The Apache Apex project has been promoted from the Apache Incubator to becoming top-level project as of today. This open-source stream- and batch-processing platform works with YARN and HDFS, runs in memory, and can handle event processing and fault tolerance.
Apex started out as the real-time streaming core of DataTorrent. The company contributed its platform to Apache last fall, and has since expanded it as it incubated. Today, Apex is composed of the platform itself, which runs in Hadoop, and Apex Malhar, a library of operations that implement common business logic.
(Related: New data-management tools on display at Hadoop World)

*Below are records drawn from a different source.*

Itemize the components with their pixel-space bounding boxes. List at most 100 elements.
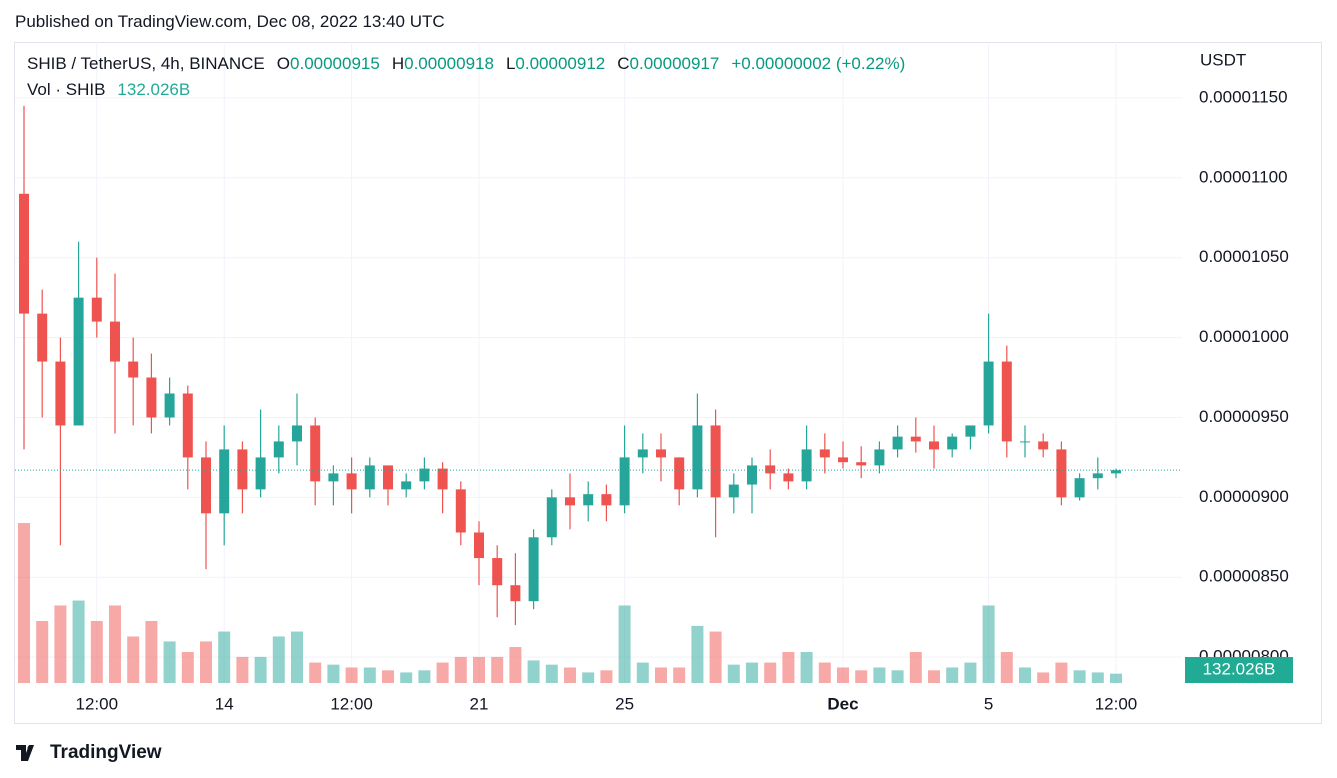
volume-bar [1000,651,1013,683]
volume-bar [636,662,649,683]
candle-body [1020,441,1030,443]
volume-bar [746,662,758,683]
high-label: H [391,54,405,73]
candle-body [1074,478,1085,498]
candle-body [346,473,357,490]
x-tick-label: 14 [215,694,234,713]
volume-bar [1019,667,1031,683]
y-tick-label: 0.00001100 [1199,167,1288,186]
volume-bar [1037,672,1050,683]
candle-body [455,489,466,533]
volume-bar [291,631,303,683]
candle-body [328,473,339,482]
volume-bar [891,670,904,683]
y-tick-label: 0.00000950 [1199,407,1289,426]
candle-body [565,497,575,506]
x-tick-label: Dec [827,694,858,713]
candle-body [947,436,958,450]
volume-bar [691,625,704,683]
volume-bar [564,667,576,683]
volume-bar [382,670,394,683]
volume-badge-label: 132.026B [1203,659,1276,678]
x-tick-label: 25 [615,694,634,713]
candle-body [437,468,448,490]
candle-body [874,449,885,466]
volume-bar [127,636,140,683]
candle-body [474,532,484,559]
candle-body [674,457,685,490]
candle-body [1111,470,1121,474]
volume-bar [90,620,103,683]
volume-bar [1073,670,1086,683]
volume-bar [709,631,722,683]
high-value: 0.00000918 [404,54,494,73]
symbol: SHIB / TetherUS, 4h, BINANCE [27,54,265,73]
candle-body [728,484,739,498]
open-label: O [276,54,291,73]
candle-body [819,449,830,458]
close-label: C [617,54,630,73]
volume-bar [673,667,686,683]
volume-bar [200,641,212,683]
volume-bar [818,662,831,683]
candle-body [273,441,284,458]
candle-body [73,297,84,426]
candle-body [528,537,539,602]
y-tick-label: 0.00001150 [1199,87,1288,106]
volume-bar [600,670,613,683]
candle-body [492,558,503,586]
volume-bar [18,523,30,683]
candle-body [219,449,230,514]
x-tick-label: 21 [470,694,489,713]
volume-title: Vol · SHIB [27,80,106,99]
volume-bar [491,656,504,683]
candle-body [783,473,794,482]
candle-body [892,436,903,450]
candle-body [419,468,430,482]
candle-body [182,393,193,458]
candle-body [401,481,412,490]
brand: TradingView [50,742,162,763]
candle-body [510,585,521,602]
volume-bar [618,605,631,683]
y-tick-label: 0.00000900 [1199,487,1289,506]
volume-bar [782,651,795,683]
low-label: L [505,54,516,73]
volume-value: 132.026B [117,80,191,99]
chart-frame [14,42,1322,724]
volume-bar [436,662,449,683]
volume-bar [309,662,322,683]
x-tick-label: 12:00 [330,694,373,713]
volume-bar [655,667,667,683]
candle-body [856,462,867,466]
low-value: 0.00000912 [515,54,606,73]
candle-body [619,457,630,506]
volume-bar [509,647,522,683]
candle-body [19,193,29,314]
candle-body [310,425,321,482]
volume-bar [1055,662,1068,683]
candle-body [237,449,248,490]
volume-bar [400,672,413,683]
open-value: 0.00000915 [290,54,380,73]
volume-bar [527,660,540,683]
x-tick-label: 12:00 [76,694,119,713]
volume-bar [800,651,813,683]
volume-bar [1091,672,1104,683]
volume-bar [72,600,85,683]
volume-bar [727,664,740,683]
legend-row: SHIB / TetherUS, 4h, BINANCE O 0.0000091… [27,54,905,74]
candle-body [710,425,721,498]
candle-body [364,465,375,490]
candle-body [601,494,612,506]
close-value: 0.00000917 [629,54,720,73]
candle-body [546,497,557,538]
y-tick-label: 0.00001050 [1199,247,1289,266]
volume-bar [145,620,158,683]
volume-bar [345,667,358,683]
candle-body [656,449,666,458]
volume-bar [1110,673,1122,683]
candle-body [1001,361,1012,442]
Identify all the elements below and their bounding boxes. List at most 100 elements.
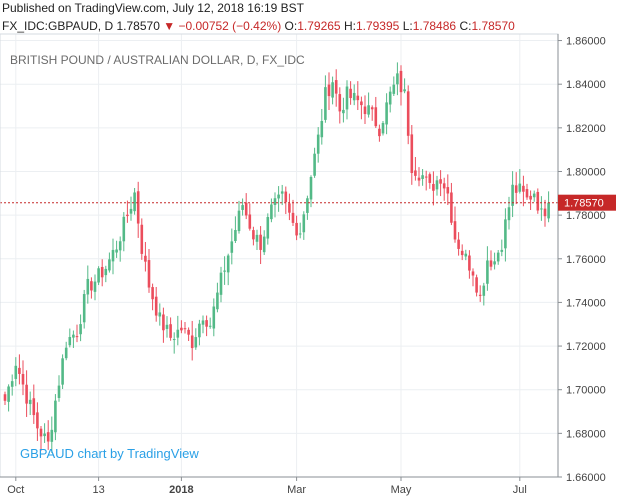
chart-title: BRITISH POUND / AUSTRALIAN DOLLAR, D, FX…	[10, 53, 305, 67]
candle-body	[154, 296, 158, 316]
candle-body	[288, 203, 291, 213]
candle-body	[388, 91, 392, 105]
candle-body	[421, 175, 424, 179]
candle-body	[464, 253, 468, 257]
last-price: 1.78570	[116, 19, 160, 33]
down-arrow-icon: ▼	[163, 19, 176, 33]
candle-body	[54, 400, 57, 433]
candle-body	[536, 191, 540, 211]
candle-body	[244, 202, 248, 216]
candle-body	[352, 92, 356, 101]
candle-body	[50, 429, 54, 442]
candle-body	[223, 270, 226, 272]
close-value: 1.78570	[471, 19, 515, 33]
candle-body	[248, 214, 252, 229]
candle-body	[356, 95, 360, 101]
candle-body	[460, 250, 464, 256]
candle-body	[86, 278, 90, 295]
candle-body	[471, 271, 475, 276]
candle-body	[446, 187, 450, 194]
candle-body	[25, 384, 28, 404]
candle-body	[198, 323, 201, 338]
price-tick-label: 1.70000	[566, 385, 606, 397]
candle-body	[118, 241, 122, 251]
time-tick-label: Jul	[513, 484, 527, 496]
candle-body	[194, 337, 198, 348]
candle-body	[360, 101, 363, 106]
candle-body	[129, 208, 133, 214]
candle-body	[57, 385, 61, 398]
candle-body	[280, 191, 284, 194]
candle-body	[363, 106, 367, 115]
candle-body	[32, 398, 36, 416]
candle-body	[345, 86, 349, 110]
price-tick-label: 1.72000	[566, 341, 606, 353]
candle-body	[410, 134, 414, 174]
candle-body	[320, 120, 324, 138]
price-change: −0.00752 (−0.42%)	[178, 19, 282, 33]
candle-body	[532, 193, 536, 198]
candle-body	[295, 222, 298, 236]
candle-body	[7, 386, 10, 402]
candle-body	[493, 261, 496, 265]
low-value: 1.78486	[412, 19, 457, 33]
candle-body	[435, 180, 439, 190]
candle-body	[381, 122, 385, 134]
candle-body	[414, 170, 417, 176]
candle-body	[219, 272, 223, 295]
candle-body	[424, 176, 428, 178]
candle-body	[176, 329, 180, 338]
candles-layer	[3, 62, 550, 454]
candle-body	[489, 260, 493, 267]
candle-body	[486, 260, 489, 284]
candle-body	[61, 358, 64, 385]
candle-body	[216, 292, 219, 310]
candle-body	[316, 134, 320, 154]
candle-body	[201, 320, 205, 325]
candle-body	[396, 73, 399, 85]
candle-body	[266, 217, 270, 239]
candle-body	[21, 373, 25, 385]
candle-body	[252, 230, 255, 240]
price-tick-label: 1.84000	[566, 79, 606, 91]
price-tick-label: 1.78000	[566, 210, 606, 222]
price-tick-label: 1.68000	[566, 428, 606, 440]
candle-body	[36, 412, 39, 429]
candle-body	[187, 329, 190, 335]
price-tick-label: 1.76000	[566, 254, 606, 266]
candle-body	[104, 268, 108, 276]
candle-body	[525, 189, 529, 198]
chart-grid	[0, 34, 558, 478]
candle-body	[367, 105, 370, 115]
candle-body	[108, 259, 111, 271]
open-value: 1.79265	[297, 19, 341, 33]
candle-body	[79, 324, 82, 335]
candle-body	[468, 255, 471, 271]
candle-body	[226, 255, 230, 273]
price-axis[interactable]: 1.66000 1.68000 1.70000 1.72000 1.74000 1.760…	[558, 36, 606, 484]
candle-body	[93, 281, 97, 292]
candle-body	[234, 230, 237, 242]
candle-body	[115, 249, 118, 253]
candle-body	[453, 221, 457, 240]
candle-body	[475, 277, 478, 293]
candle-body	[284, 191, 288, 203]
candle-body	[507, 207, 511, 221]
candle-body	[547, 202, 550, 219]
candle-body	[406, 91, 410, 136]
candle-body	[259, 234, 262, 250]
candle-body	[262, 236, 266, 253]
high-label: H:	[343, 19, 356, 33]
candle-body	[151, 287, 154, 300]
candle-body	[133, 192, 136, 212]
candle-body	[270, 204, 273, 220]
candle-body	[291, 212, 295, 223]
low-label: L:	[402, 19, 413, 33]
candle-body	[378, 128, 381, 137]
candle-body	[241, 205, 244, 210]
time-axis[interactable]: Oct 13 2018 Mar May Jul	[7, 477, 527, 496]
candle-body	[432, 183, 435, 191]
candle-body	[230, 241, 234, 253]
price-tick-label: 1.66000	[566, 472, 606, 484]
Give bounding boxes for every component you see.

The Malhar library includes support for several file transfer protocols, messaging queues and databases. These extend from FTP, NFS and JMS, to Kafka, RabbitMQ and a host of popular NoSQL databases.
Thomas Weise, Apache Apex PMC member, said, “It is very exciting to see Apex after nearly four years since inception becoming an ASF top-level project. It opens the strong capabilities and potential of the platform to a wider audience, and we’re looking forward to a growing community to continue driving innovation in the stream-processing space.”
Parag Goradia, executive director of Predix Data Services, said, “We at GE Predix data services have used Apex for our data pipeline product and look forward to our continued usage and contribution. We had great experience with Apache Apex and its capabilities. We believe Apex has a bright future as it will continue to solve big problems in the Big Data industry. We are proud to be associated with this project and excited that it is now in top-level status.”
The Apex Project is available on GitHub, and currently has 29 contributors.